Membandingkan masalah yang kompleks seperti perubahan iklim, dengan model teori permainan sederhana mungkin tampak sia-sia. Tetapi pelajaran menyeluruh dari ‘dilema tahanan’ beresonansi dengan posisi ASEAN saat ini dalam menangani perubahan iklim. Pada akhirnya, manfaat terbesar bagi kawasan hanya akan dicapai melalui kerja sama.
REFERENSI:
Mayer, J., Ryan, R., Aspinall, E. (2011). Climate Change and Indonesia. Inside Indonesia. 105. http://www.insideindonesia.org/climate-change-and-indonesia
Anderson, P. (2011). Holding up the Sky. Inside Indonesia. 105.
http://www.insideindonesia.org/holding-up-the-sky
Carmenta, R., Zabala, A., Daeli, W, Phelps, J. 2017. Perceptions across scales of governance and the Indonesian peatland fires. Global Environmental Change. (46). 50-59. 10.1016/j.gloenvcha.2017.08.001.

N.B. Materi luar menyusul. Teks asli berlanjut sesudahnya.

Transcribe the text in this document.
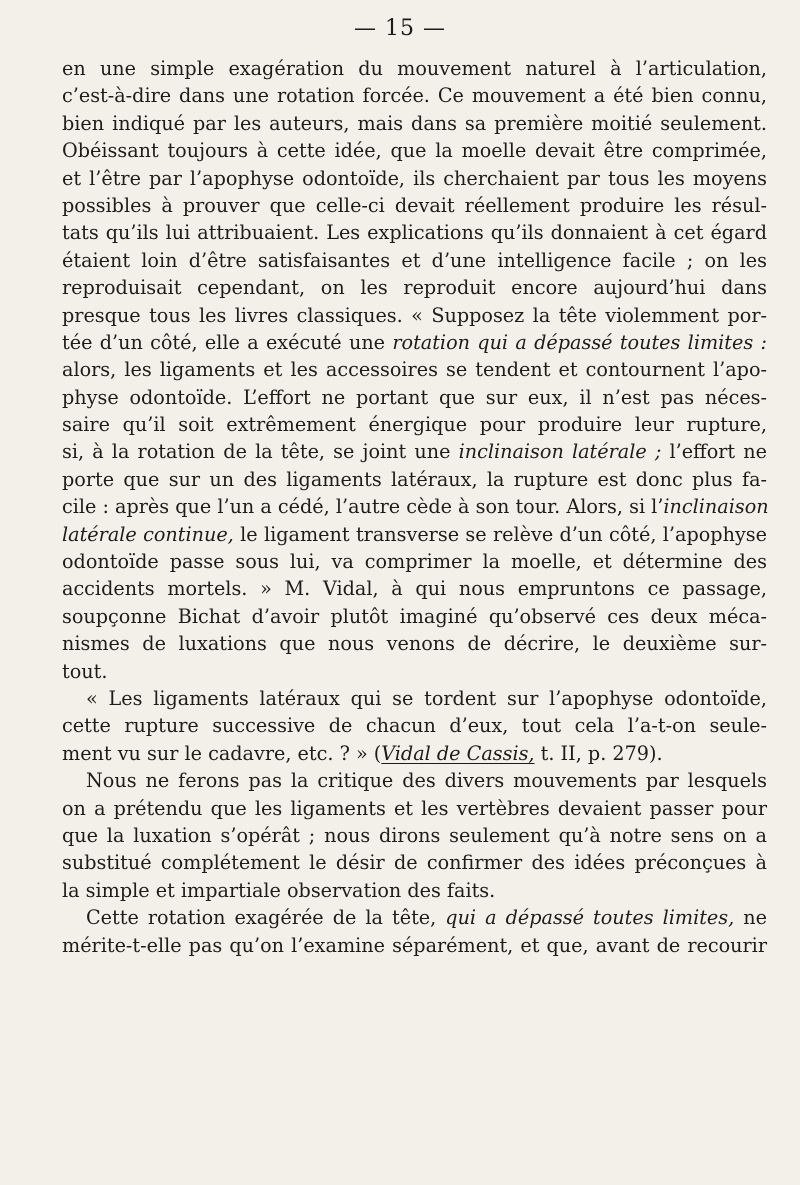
— 15 —
en une simple exagération du mouvement naturel à l’articulation,
c’est-à-dire dans une rotation forcée. Ce mouvement a été bien connu,
bien indiqué par les auteurs, mais dans sa première moitié seulement.
Obéissant toujours à cette idée, que la moelle devait être comprimée,
et l’être par l’apophyse odontoïde, ils cherchaient par tous les moyens
possibles à prouver que celle-ci devait réellement produire les résul-
tats qu’ils lui attribuaient. Les explications qu’ils donnaient à cet égard
étaient loin d’être satisfaisantes et d’une intelligence facile ; on les
reproduisait cependant, on les reproduit encore aujourd’hui dans
presque tous les livres classiques. « Supposez la tête violemment por-
tée d’un côté, elle a exécuté une rotation qui a dépassé toutes limites :
alors, les ligaments et les accessoires se tendent et contournent l’apo-
physe odontoïde. L’effort ne portant que sur eux, il n’est pas néces-
saire qu’il soit extrêmement énergique pour produire leur rupture,
si, à la rotation de la tête, se joint une inclinaison latérale ; l’effort ne
porte que sur un des ligaments latéraux, la rupture est donc plus fa-
cile : après que l’un a cédé, l’autre cède à son tour. Alors, si l’inclinaison
latérale continue, le ligament transverse se relève d’un côté, l’apophyse
odontoïde passe sous lui, va comprimer la moelle, et détermine des
accidents mortels. » M. Vidal, à qui nous empruntons ce passage,
soupçonne Bichat d’avoir plutôt imaginé qu’observé ces deux méca-
nismes de luxations que nous venons de décrire, le deuxième sur-
tout.
« Les ligaments latéraux qui se tordent sur l’apophyse odontoïde,
cette rupture successive de chacun d’eux, tout cela l’a-t-on seule-
ment vu sur le cadavre, etc. ? » (Vidal de Cassis, t. II, p. 279).
Nous ne ferons pas la critique des divers mouvements par lesquels
on a prétendu que les ligaments et les vertèbres devaient passer pour
que la luxation s’opérât ; nous dirons seulement qu’à notre sens on a
substitué complétement le désir de confirmer des idées préconçues à
la simple et impartiale observation des faits.
Cette rotation exagérée de la tête, qui a dépassé toutes limites, ne
mérite-t-elle pas qu’on l’examine séparément, et que, avant de recourir
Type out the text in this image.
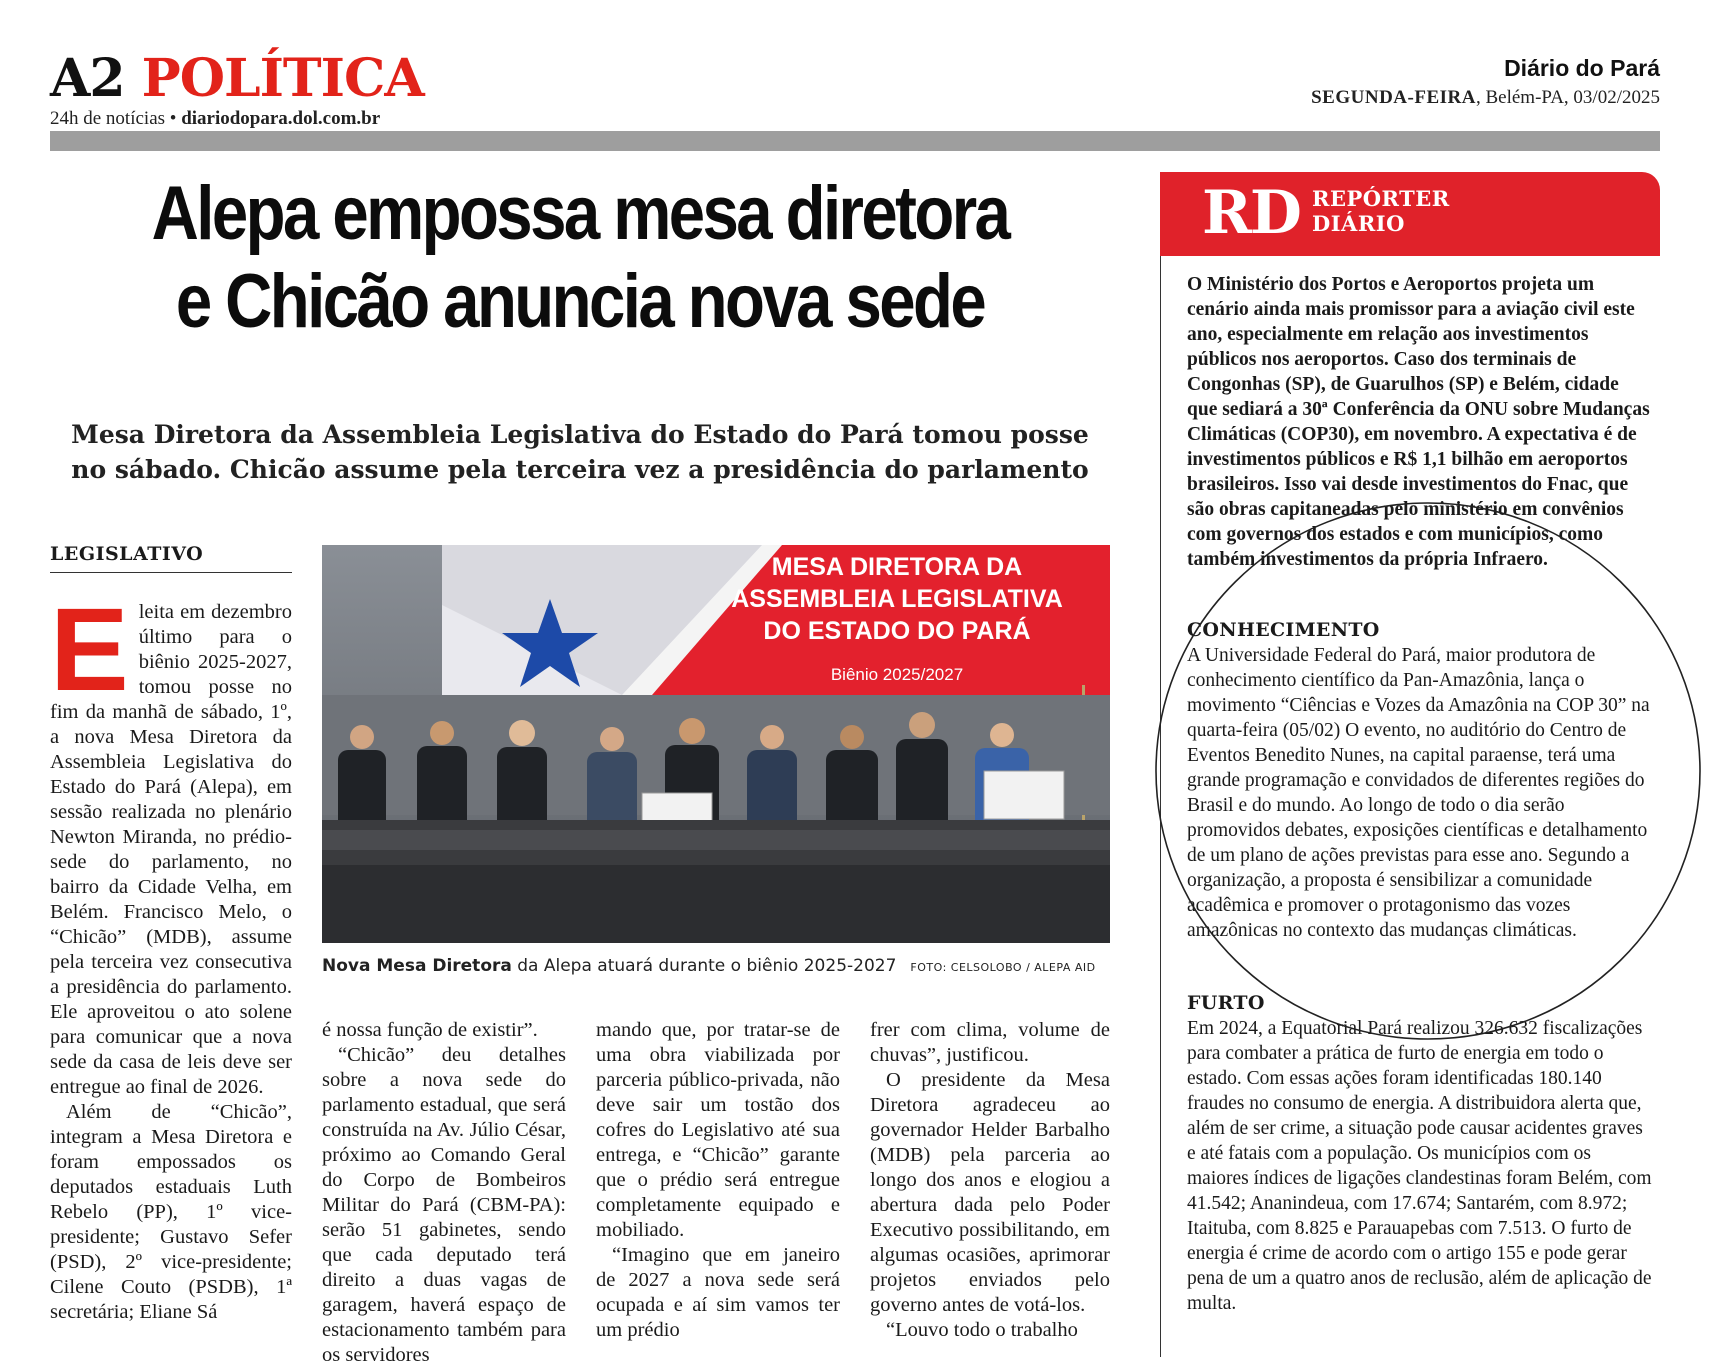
A2 POLÍTICA
24h de notícias • diariodopara.dol.com.br
Diário do Pará
SEGUNDA-FEIRA, Belém-PA, 03/02/2025
Alepa empossa mesa diretora
e Chicão anuncia nova sede
Mesa Diretora da Assembleia Legislativa do Estado do Pará tomou posse
no sábado. Chicão assume pela terceira vez a presidência do parlamento
LEGISLATIVO

Eleita em dezembro último para o biênio 2025-2027, tomou posse no fim da manhã de sábado, 1º, a nova Mesa Diretora da Assembleia Legislativa do Estado do Pará (Alepa), em sessão realizada no plenário Newton Miranda, no prédio-sede do parlamento, no bairro da Cidade Velha, em Belém. Francisco Melo, o “Chicão” (MDB), assume pela terceira vez consecutiva a presidência do parlamento. Ele aproveitou o ato solene para comunicar que a nova sede da casa de leis deve ser entregue ao final de 2026.

Além de “Chicão”, integram a Mesa Diretora e foram empossados os deputados estaduais Luth Rebelo (PP), 1º vice-presidente; Gustavo Sefer (PSD), 2º vice-presidente; Cilene Couto (PSDB), 1ª secretária; Eliane Sá

é nossa função de existir”.

“Chicão” deu detalhes sobre a nova sede do parlamento estadual, que será construída na Av. Júlio César, próximo ao Comando Geral do Corpo de Bombeiros Militar do Pará (CBM-PA): serão 51 gabinetes, sendo que cada deputado terá direito a duas vagas de garagem, haverá espaço de estacionamento também para os servidores

mando que, por tratar-se de uma obra viabilizada por parceria público-privada, não deve sair um tostão dos cofres do Legislativo até sua entrega, e “Chicão” garante que o prédio será entregue completamente equipado e mobiliado.

“Imagino que em janeiro de 2027 a nova sede será ocupada e aí sim vamos ter um prédio

frer com clima, volume de chuvas”, justificou.

O presidente da Mesa Diretora agradeceu ao governador Helder Barbalho (MDB) pela parceria ao longo dos anos e elogiou a abertura dada pelo Poder Executivo possibilitando, em algumas ocasiões, aprimorar projetos enviados pelo governo antes de votá-los.

“Louvo todo o trabalho

MESA DIRETORA DA
ASSEMBLEIA LEGISLATIVA
DO ESTADO DO PARÁ
Biênio 2025/2027
Nova Mesa Diretora da Alepa atuará durante o biênio 2025-2027 FOTO: CELSOLOBO / ALEPA AID
RD REPÓRTER
DIÁRIO

O Ministério dos Portos e Aeroportos projeta um cenário ainda mais promissor para a aviação civil este ano, especialmente em relação aos investimentos públicos nos aeroportos. Caso dos terminais de Congonhas (SP), de Guarulhos (SP) e Belém, cidade que sediará a 30ª Conferência da ONU sobre Mudanças Climáticas (COP30), em novembro. A expectativa é de investimentos públicos e R$ 1,1 bilhão em aeroportos brasileiros. Isso vai desde investimentos do Fnac, que são obras capitaneadas pelo ministério em convênios com governos dos estados e com municípios, como também investimentos da própria Infraero.

CONHECIMENTO

A Universidade Federal do Pará, maior produtora de conhecimento científico da Pan-Amazônia, lança o movimento “Ciências e Vozes da Amazônia na COP 30” na quarta-feira (05/02) O evento, no auditório do Centro de Eventos Benedito Nunes, na capital paraense, terá uma grande programação e convidados de diferentes regiões do Brasil e do mundo. Ao longo de todo o dia serão promovidos debates, exposições científicas e detalhamento de um plano de ações previstas para esse ano. Segundo a organização, a proposta é sensibilizar a comunidade acadêmica e promover o protagonismo das vozes amazônicas no contexto das mudanças climáticas.

FURTO

Em 2024, a Equatorial Pará realizou 326.632 fiscalizações para combater a prática de furto de energia em todo o estado. Com essas ações foram identificadas 180.140 fraudes no consumo de energia. A distribuidora alerta que, além de ser crime, a situação pode causar acidentes graves e até fatais com a população. Os municípios com os maiores índices de ligações clandestinas foram Belém, com 41.542; Ananindeua, com 17.674; Santarém, com 8.972; Itaituba, com 8.825 e Parauapebas com 7.513. O furto de energia é crime de acordo com o artigo 155 e pode gerar pena de um a quatro anos de reclusão, além de aplicação de multa.
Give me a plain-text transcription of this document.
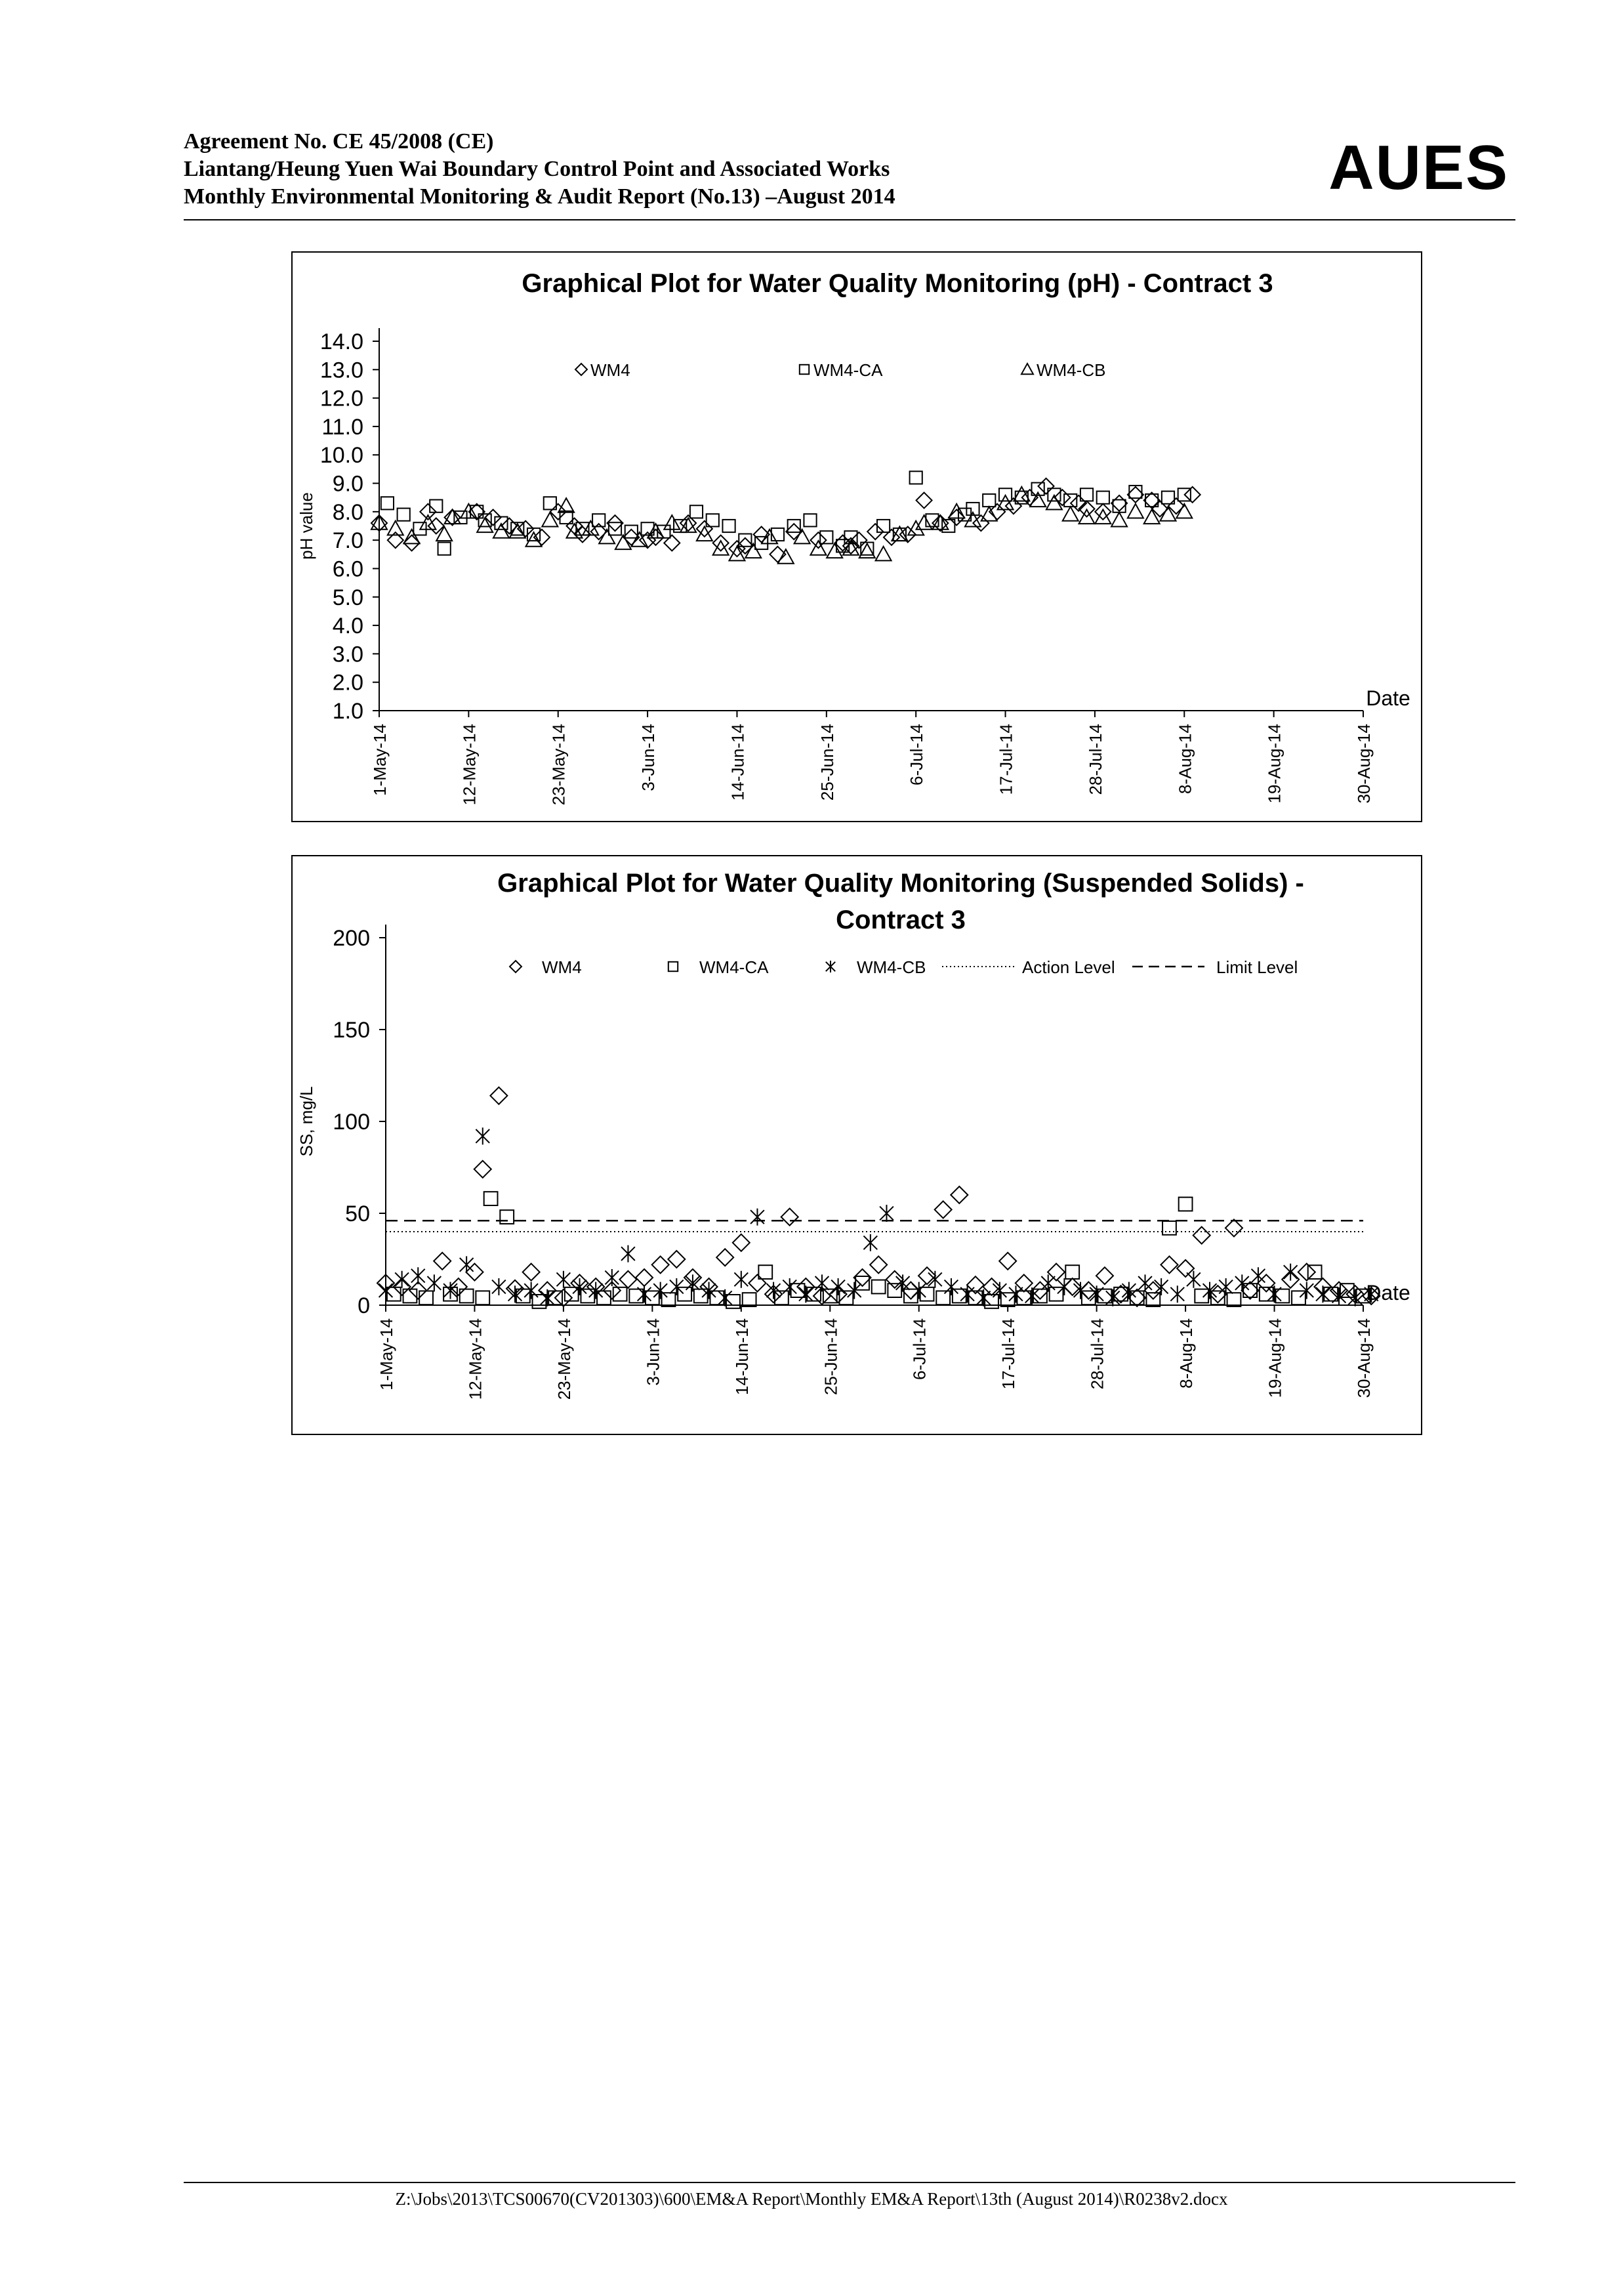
Agreement No. CE 45/2008 (CE)
Liantang/Heung Yuen Wai Boundary Control Point and Associated Works
Monthly Environmental Monitoring & Audit Report (No.13) –August 2014	AUES
Graphical Plot for Water Quality Monitoring (pH) - Contract 3
14.0
13.0
12.0
11.0
10.0
9.0
8.0
7.0
6.0
5.0
4.0
3.0
2.0
1.0
1-May-14	12-May-14	23-May-14	3-Jun-14	14-Jun-14	25-Jun-14	6-Jul-14	17-Jul-14	28-Jul-14	8-Aug-14	19-Aug-14	30-Aug-14
pH value
Date
WM4	WM4-CA	WM4-CB
Graphical Plot for Water Quality Monitoring (Suspended Solids) -
Contract 3
200
150
100
50
0
1-May-14	12-May-14	23-May-14	3-Jun-14	14-Jun-14	25-Jun-14	6-Jul-14	17-Jul-14	28-Jul-14	8-Aug-14	19-Aug-14	30-Aug-14
SS, mg/L
Date
WM4	WM4-CA	WM4-CB	Action Level	Limit Level
Z:\Jobs\2013\TCS00670(CV201303)\600\EM&A Report\Monthly EM&A Report\13th (August 2014)\R0238v2.docx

Swindon, J. 2018. How to have meaningful conversations about global environmental change: An example from Indonesia. Yale Environment Review.https://environment-review.yale.edu/how-have-meaningful-conversations-about-global-environmental-change-example-indonesia
Elliot, L. (2012). Climate Change, Migration and Human Security in Southeast Asia. S Rajaratnam School of International Studies. 1-74. https://www.rsis.edu.sg/wp-content/uploads/2000/01/Monograph24.pdf
Overland, I. (2017). Impacts of Climate Change on ASEAN International Affairs: Risks and Opportunity Multiplier. Norwegian Institute of International Affairs and Myanmar Institute of International and Strategic Studies. 1-28. https://www.researchgate.net/publication/320622312_Impact_of_Climate_Change_on_ASEAN_International_Affairs_Risk_and_Opportunity_Multiplier
Letchumanan, R. (2010). Climate change: is Southeast Asia up to the challenge? S there an ASEAN policy on climate change? IDEAS Reports- London School of Economics and Political Science. SR004. 50-62. http://eprints.lse.ac.uk/43572/1/Climate%20change_is%20there%20an%20ASEAN%20policy(lsero).pdf
Yi Yuan Su, Yi-Hao Weng, Ya-Wen Chiu. (2009). Climate Change and Food Security in East Asia. Asia Pacific Journal of Clinical Nutrition, 18(4), 674-678.
—
Artikel ini ditulis oleh Miranda Traeger (dalam Bahasa Inggris), seorang mahasiswa sarjana Sarjana Hukum dan Seni di University of Adelaide, saat magang di Pusat Studi Sosial Asia Tenggara (CESASS).